The first amendment relates to the Passport Scheme which applies to UK corporate borrowers paying interest to non-UK corporate lenders resident in another country with which the UK has a double tax treaty. The withholding tax on such interest payments will be at the treaty rate without the need to seek prior clearance for each payment or new loan.
The second amendment relates to the taxation of hybrid tax arrangements within groups. Usually such arrangements are carried out between UK and foreign companies within the same group. As a result of the taxation treatment of these transactions within the relevant jurisdictions, a tax advantage arises within the UK. These advantages can be permitted in certain circumstances.
The changes to both these areas are largely administrative.
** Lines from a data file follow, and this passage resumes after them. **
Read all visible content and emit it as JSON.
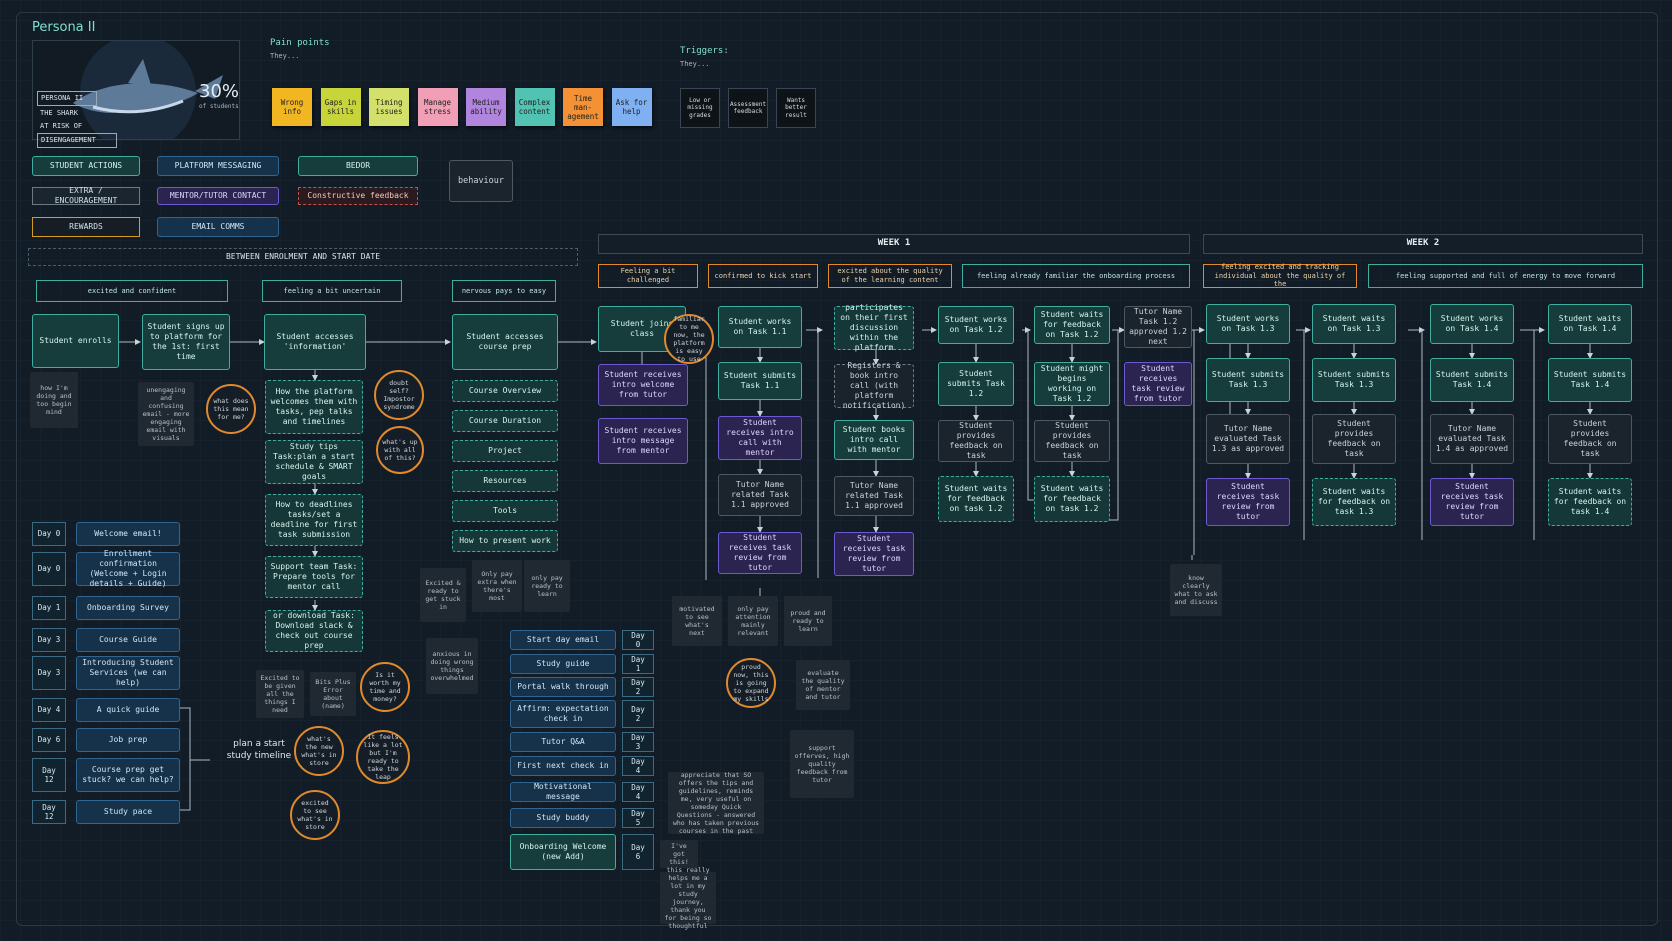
{
  "persona": {
    "title": "Persona II",
    "tag_lines": [
      "PERSONA II",
      "THE SHARK",
      "AT RISK OF",
      "DISENGAGEMENT"
    ],
    "percent": "30%",
    "percent_caption": "of students"
  },
  "pain_points": {
    "heading": "Pain points",
    "subheading": "They...",
    "items": [
      {
        "label": "Wrong info",
        "color": "#f2b623"
      },
      {
        "label": "Gaps in skills",
        "color": "#c7d53a"
      },
      {
        "label": "Timing issues",
        "color": "#d3e06b"
      },
      {
        "label": "Manage stress",
        "color": "#f09fb6"
      },
      {
        "label": "Medium ability",
        "color": "#b184de"
      },
      {
        "label": "Complex content",
        "color": "#52c3b3"
      },
      {
        "label": "Time man-agement",
        "color": "#f39134"
      },
      {
        "label": "Ask for help",
        "color": "#7fb0f2"
      }
    ]
  },
  "triggers": {
    "heading": "Triggers:",
    "subheading": "They...",
    "items": [
      "Low or missing grades",
      "Assessment feedback",
      "Wants better result"
    ]
  },
  "legend": {
    "student_actions": "STUDENT ACTIONS",
    "platform_messaging": "PLATFORM MESSAGING",
    "bedor": "BEDOR",
    "behaviour": "behaviour",
    "extra": "EXTRA / ENCOURAGEMENT",
    "mentor": "MENTOR/TUTOR CONTACT",
    "constructive": "Constructive feedback",
    "rewards": "REWARDS",
    "email": "EMAIL COMMS"
  },
  "section_headers": {
    "enrolment": "BETWEEN ENROLMENT AND START DATE",
    "week1": "WEEK 1",
    "week2": "WEEK 2"
  },
  "feelings": {
    "f1": "excited and confident",
    "f2": "feeling a bit uncertain",
    "f3": "nervous pays to easy",
    "w1a": "Feeling a bit challenged",
    "w1b": "confirmed to kick start",
    "w1c": "excited about the quality of the learning content",
    "w1d": "feeling already familiar the onboarding process",
    "w2a": "feeling excited and tracking individual about the quality of the",
    "w2b": "feeling supported and full of energy to move forward"
  },
  "enrol_flow": {
    "enrolls": "Student enrolls",
    "signs_up": "Student signs up to platform for the 1st: first time",
    "accesses_info": "Student accesses 'information'",
    "accesses_prep": "Student accesses course prep",
    "info_steps": [
      "How the platform welcomes them with tasks, pep talks and timelines",
      "Study tips Task:plan a start schedule & SMART goals",
      "How to deadlines tasks/set a deadline for first task submission",
      "Support team Task: Prepare tools for mentor call",
      "or download Task: Download slack & check out course prep"
    ],
    "prep_items": [
      "Course Overview",
      "Course Duration",
      "Project",
      "Resources",
      "Tools",
      "How to present work"
    ]
  },
  "w1_col1": {
    "joins": "Student joins class",
    "welcome_tutor": "Student receives intro welcome from tutor",
    "msg_mentor": "Student receives intro message from mentor"
  },
  "w1_col2": {
    "works": "Student works on Task 1.1",
    "submits": "Student submits Task 1.1",
    "intro_call": "Student receives intro call with mentor",
    "approved": "Tutor Name related Task 1.1 approved",
    "review": "Student receives task review from tutor"
  },
  "w1_col3": {
    "participates": "participates on their first discussion within the platform",
    "registers": "Registers & book intro call (with platform notification)",
    "books": "Student books intro call with mentor",
    "approved": "Tutor Name related Task 1.1 approved",
    "review": "Student receives task review from tutor"
  },
  "w1_col4": {
    "works": "Student works on Task 1.2",
    "submits": "Student submits Task 1.2",
    "provides": "Student provides feedback on task",
    "waits": "Student waits for feedback on task 1.2"
  },
  "w1_col5": {
    "waits_top": "Student waits for feedback on Task 1.2",
    "begins": "Student might begins working on Task 1.2",
    "provides": "Student provides feedback on task",
    "waits": "Student waits for feedback on task 1.2"
  },
  "w1_col6": {
    "approved": "Tutor Name Task 1.2 approved 1.2 next",
    "review": "Student receives task review from tutor"
  },
  "w2_col1": {
    "works": "Student works on Task 1.3",
    "submits": "Student submits Task 1.3",
    "evaluated": "Tutor Name evaluated Task 1.3 as approved",
    "review": "Student receives task review from tutor"
  },
  "w2_col2": {
    "waits_top": "Student waits on Task 1.3",
    "submits": "Student submits Task 1.3",
    "provides": "Student provides feedback on task",
    "waits": "Student waits for feedback on task 1.3"
  },
  "w2_col3": {
    "works": "Student works on Task 1.4",
    "submits": "Student submits Task 1.4",
    "evaluated": "Tutor Name evaluated Task 1.4 as approved",
    "review": "Student receives task review from tutor"
  },
  "w2_col4": {
    "waits_top": "Student waits on Task 1.4",
    "submits": "Student submits Task 1.4",
    "provides": "Student provides feedback on task",
    "waits": "Student waits for feedback on task 1.4"
  },
  "notes": {
    "n1": "how I'm doing and too begin mind",
    "n2": "unengaging and confusing email - more engaging email with visuals",
    "n3": "Excited & ready to get stuck in",
    "n4": "Only pay extra when there's most",
    "n5": "only pay ready to learn",
    "n6": "anxious in doing wrong things overwhelmed",
    "n7": "Excited to be given all the things I need",
    "n8": "Bits Plus Error about (name)",
    "n9": "motivated to see what's next",
    "n10": "only pay attention mainly relevant",
    "n11": "proud and ready to learn",
    "n12": "evaluate the quality of mentor and tutor",
    "n13": "support offerves, high quality feedback from tutor",
    "n14": "appreciate that SO offers the tips and guidelines, reminds me, very useful on someday Quick Questions - answered who has taken previous courses in the past",
    "n15": "I've got this!",
    "n16": "this really helps me a lot in my study journey, thank you for being so thoughtful",
    "n17": "know clearly what to ask and discuss"
  },
  "circles": {
    "c1": "what does this mean for me?",
    "c2": "doubt self? Impostor syndrome",
    "c3": "what's up with all of this?",
    "c4": "Is it worth my time and money?",
    "c5": "what's the new what's in store",
    "c6": "It feels like a lot but I'm ready to take the leap",
    "c7": "excited to see what's in store",
    "c8": "familiar to me now, the platform is easy to use",
    "c9": "proud now, this is going to expand my skills"
  },
  "timeline_left": {
    "items": [
      {
        "day": "Day 0",
        "label": "Welcome email!"
      },
      {
        "day": "Day 0",
        "label": "Enrollment confirmation (Welcome + Login details + Guide)"
      },
      {
        "day": "Day 1",
        "label": "Onboarding Survey"
      },
      {
        "day": "Day 3",
        "label": "Course Guide"
      },
      {
        "day": "Day 3",
        "label": "Introducing Student Services (we can help)"
      },
      {
        "day": "Day 4",
        "label": "A quick guide"
      },
      {
        "day": "Day 6",
        "label": "Job prep"
      },
      {
        "day": "Day 12",
        "label": "Course prep get stuck? we can help?"
      },
      {
        "day": "Day 12",
        "label": "Study pace"
      }
    ],
    "bracket_label": "plan a start study timeline"
  },
  "timeline_right": {
    "items": [
      {
        "label": "Start day email",
        "day": "Day 0"
      },
      {
        "label": "Study guide",
        "day": "Day 1"
      },
      {
        "label": "Portal walk through",
        "day": "Day 2"
      },
      {
        "label": "Affirm: expectation check in",
        "day": "Day 2"
      },
      {
        "label": "Tutor Q&A",
        "day": "Day 3"
      },
      {
        "label": "First next check in",
        "day": "Day 4"
      },
      {
        "label": "Motivational message",
        "day": "Day 4"
      },
      {
        "label": "Study buddy",
        "day": "Day 5"
      },
      {
        "label": "Onboarding Welcome (new Add)",
        "day": "Day 6"
      }
    ]
  }
}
In relation to the Passport Scheme, simplifications within the process will give easier access to the reduced rates of withholding tax on interest on payments to persons in other countries as permitted within the UK’s double tax treaty network. Previously the scheme was only open to UK and overseas corporates. A welcome change to the scheme, effective from 6 April 2017, is that passports will now be available to all types of overseas lenders and UK borrowers.
The changes to the hybrid regime are minor and relate to the removal of the ability to lodge formal claims in relation to the permitted time period rules. This move is intended to reduce the compliance burden for taxpayers, given the high volume of transactions in hybrid financial instruments, which will be a welcome relaxation for those involved in this work.
The other change in this regime will remove amortisation from the category of relevant deductions. This is effectively implementing the OECD’s proposals within the Base Erosion and Profit Sharing (BEPS) action point 2 to ensure that amortisation will not give rise to cross-border mismatches and result in tax leakage in the UK.
The hybrid changes will largely affect multi-national groups of companies only and most businesses, even those with international transactions, will be outside these changes.
The Passport Scheme proposals will affect all those using the scheme and will open up the scheme to many more UK borrowers and overseas lenders. Many UK based individuals who borrow from overseas entities will now find it easier to pay interest with the minimal withholding tax rate without the need to repeatedly apply for clearance.